October 22, 2007
That’s the question Frank Rich doesn’t ask today. Should he have? Rich gives two examples (and it would be interesting to know if there were more). Both are connected to Price’s Blackwater mercenaries.
Col. Ted Westhusing, an Army scholar of military ethics who was an innocent witness to corruption, not a participant, when he died at age 44 of a gunshot wound to the head while working for Gen. David Petraeus training Iraqi security forces in Baghdad in 2005. He was at the time the highest-ranking officer to die in Iraq.
Colonel Westhusing’s death was ruled a suicide, though some believe he was murdered by contractors fearing a whistle-blower, according to T. Christian Miller, the Los Angeles Times reporter who documents the case in his book "Blood Money." Either way, the angry four-page letter the officer left behind for General Petraeus and his other commander, Gen. Joseph Fil, is as much an epitaph for America’s engagement in Iraq as a suicide note.
"I cannot support a msn that leads to corruption, human rights abuse and liars," Colonel Westhusing wrote, abbreviating the word mission. "I am sullied."
[Corrente covered the Westhusing story here, here, and here.]
Rich might have mentioned the interesting fact that a mercenary discovered Westhusing’s body, and tampered with the evidence. (From the Corrente archives, the LA Times link having moved.) And oddly, or not, mercenary corruption is the link that connects the latest "suicide." Rich again:
Charles D. Riechers’s suicide [sic?] occurred just two weeks after his appearance in a front-page exposé in The Washington Post. The Post reported that the Air Force had asked a defense contractor, Commonwealth Research Institute, to give him a job with no known duties while he waited for official clearance for his new Pentagon assignment. Mr. Riechers, a decorated Air Force officer earlier in his career, told The Post: "I really didn’t do anything for C.R.I. I got a paycheck from them." The question, of course, was whether the contractor might expect favors in return once he arrived at the Pentagon last January.
Hmmm… I wonder who dropped a dime, and why?
As it happens, he was only about three degrees of separation from Blackwater. His Pentagon job, managing a $30 billion Air Force procurement budget, had been previously held by an officer named Darleen Druyun, who in 2004 was sentenced to nine months in prison for securing jobs for herself, her daughter and her son-in-law at Boeing while favoring the company with billions of dollars of contracts. Ms. Druyun’s Pentagon post remained vacant until Mr. Riechers was appointed. He was brought in to clean up the corruption.
Yet the full story of the corruption during Ms. Druyun’s tenure is even now still unknown. The Bush-appointed Pentagon inspector general delivered a report to Congress full of holes in 2005. Specifically, black holes: dozens of the report’s passages were redacted, as were the names of many White House officials in the report’s e-mail evidence on the Boeing machinations.
The inspector general who vouched for their ignorance, Joseph Schmitz, was already heading for the exit when he delivered his redacted report.

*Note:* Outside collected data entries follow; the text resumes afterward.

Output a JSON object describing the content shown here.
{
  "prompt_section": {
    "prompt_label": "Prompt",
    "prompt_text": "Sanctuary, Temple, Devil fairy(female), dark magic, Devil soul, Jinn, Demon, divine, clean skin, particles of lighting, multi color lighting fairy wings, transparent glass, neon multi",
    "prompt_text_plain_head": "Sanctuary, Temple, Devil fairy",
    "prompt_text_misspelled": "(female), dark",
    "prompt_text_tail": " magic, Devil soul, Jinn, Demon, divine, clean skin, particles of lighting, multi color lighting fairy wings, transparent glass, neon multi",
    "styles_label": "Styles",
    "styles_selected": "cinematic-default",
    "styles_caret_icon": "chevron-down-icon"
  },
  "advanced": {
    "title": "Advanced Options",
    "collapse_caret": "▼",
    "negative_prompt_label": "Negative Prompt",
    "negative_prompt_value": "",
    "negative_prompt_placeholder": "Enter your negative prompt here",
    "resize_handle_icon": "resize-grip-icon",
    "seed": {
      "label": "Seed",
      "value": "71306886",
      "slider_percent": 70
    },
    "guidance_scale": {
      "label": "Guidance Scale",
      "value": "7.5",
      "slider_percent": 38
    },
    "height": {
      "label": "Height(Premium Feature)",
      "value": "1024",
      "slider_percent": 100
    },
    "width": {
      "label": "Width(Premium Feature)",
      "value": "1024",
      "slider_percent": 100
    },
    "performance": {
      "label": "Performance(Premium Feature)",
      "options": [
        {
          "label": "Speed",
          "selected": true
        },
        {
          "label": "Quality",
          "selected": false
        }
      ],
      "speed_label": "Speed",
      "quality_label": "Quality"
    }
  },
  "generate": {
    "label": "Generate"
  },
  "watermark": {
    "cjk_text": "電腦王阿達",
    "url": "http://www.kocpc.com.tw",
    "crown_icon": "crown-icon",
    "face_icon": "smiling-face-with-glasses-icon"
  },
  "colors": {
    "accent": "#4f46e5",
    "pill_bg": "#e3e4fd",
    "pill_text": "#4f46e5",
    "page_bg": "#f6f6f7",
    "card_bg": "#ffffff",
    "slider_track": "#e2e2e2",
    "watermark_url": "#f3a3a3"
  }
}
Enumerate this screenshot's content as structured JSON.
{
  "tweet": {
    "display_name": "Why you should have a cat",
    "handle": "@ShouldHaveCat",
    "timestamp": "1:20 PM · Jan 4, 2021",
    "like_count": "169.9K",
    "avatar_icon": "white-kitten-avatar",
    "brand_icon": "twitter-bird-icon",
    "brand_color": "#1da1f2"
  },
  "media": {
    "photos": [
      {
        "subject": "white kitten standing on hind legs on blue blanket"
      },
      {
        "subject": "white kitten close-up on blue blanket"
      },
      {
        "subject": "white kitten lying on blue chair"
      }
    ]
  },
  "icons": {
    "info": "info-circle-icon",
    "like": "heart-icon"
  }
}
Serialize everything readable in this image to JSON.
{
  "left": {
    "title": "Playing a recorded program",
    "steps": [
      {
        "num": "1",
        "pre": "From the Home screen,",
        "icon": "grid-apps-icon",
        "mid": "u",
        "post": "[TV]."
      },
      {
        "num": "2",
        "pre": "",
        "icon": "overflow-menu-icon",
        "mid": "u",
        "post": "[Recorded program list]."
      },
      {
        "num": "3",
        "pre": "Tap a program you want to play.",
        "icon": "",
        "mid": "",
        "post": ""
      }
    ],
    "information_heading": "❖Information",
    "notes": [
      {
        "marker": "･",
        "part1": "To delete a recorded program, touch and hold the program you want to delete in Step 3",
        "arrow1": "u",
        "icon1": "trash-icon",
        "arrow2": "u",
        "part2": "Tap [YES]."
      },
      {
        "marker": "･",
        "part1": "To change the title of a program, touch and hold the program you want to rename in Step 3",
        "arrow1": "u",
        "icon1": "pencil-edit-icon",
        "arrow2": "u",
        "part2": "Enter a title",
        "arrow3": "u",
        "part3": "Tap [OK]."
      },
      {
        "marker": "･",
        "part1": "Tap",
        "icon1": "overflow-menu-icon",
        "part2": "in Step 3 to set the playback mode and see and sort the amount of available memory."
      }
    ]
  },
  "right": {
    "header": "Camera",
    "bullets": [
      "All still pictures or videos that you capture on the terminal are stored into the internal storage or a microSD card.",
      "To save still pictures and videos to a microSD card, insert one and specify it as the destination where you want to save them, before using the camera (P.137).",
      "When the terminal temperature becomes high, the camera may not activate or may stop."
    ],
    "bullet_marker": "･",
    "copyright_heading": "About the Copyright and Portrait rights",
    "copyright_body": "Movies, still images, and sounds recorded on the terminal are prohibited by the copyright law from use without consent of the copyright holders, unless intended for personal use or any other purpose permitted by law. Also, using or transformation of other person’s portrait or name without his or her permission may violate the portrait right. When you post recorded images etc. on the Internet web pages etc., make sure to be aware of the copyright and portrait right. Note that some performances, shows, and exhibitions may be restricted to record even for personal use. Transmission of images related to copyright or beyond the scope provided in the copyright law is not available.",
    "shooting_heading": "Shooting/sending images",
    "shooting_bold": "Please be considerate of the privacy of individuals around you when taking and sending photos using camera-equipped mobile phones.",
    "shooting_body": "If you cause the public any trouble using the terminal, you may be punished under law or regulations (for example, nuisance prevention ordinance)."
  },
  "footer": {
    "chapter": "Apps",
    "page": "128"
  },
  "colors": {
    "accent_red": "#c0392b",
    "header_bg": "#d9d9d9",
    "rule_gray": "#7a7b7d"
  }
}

His new job would be as the chief operating officer of the Prince Group, Blackwater’s parent company.
Looks like a pay-off, to me.
Surely, it would be irresponsible not to speculate. Riechers’s no-show job with C.R.I. is no reason to commit suicide; that sort of thing is absolutely routine in Washington. At the most, the very most, it’s reason to "spend more time with the family." Heck, Ted Cunningham fed grapes to a hooker in a hot tub, and he’s still walking around; and Diaper Davey Vitter (R-Canal Street Brothel) is still in the Senate.
The narrative I’d construct is this: Reicher was honest according to his lights, discovered something culpable in the "redacted" portions of the reports, something so gnarly that even a hardened old Beltway hand like him couldn’t let it slide—and he talked to a trusted friend about his moral dilemma. The trusted friend then betrayed Reicher to… Oh, let’s call them Company B, and Company B planted the story in Pravda on the Potomac, waited for a decent interval, and then arranged for Reicher’s "suicide."
If this were an Agatha Christie novel, I’d look for motive (billions), means (Erik Price has an exhibit of guns used to assassinate Presidents in his corporate headquarters), and opportunity (to be determined). And I’d point the finger straight at Blackwater.
After all, Blackwater didn’t stop at murder in Iraq to "protect" their "principals." What would stop them from doing the same thing here? What’s,. say, $50,000 (and a life or two) when billions are at stake?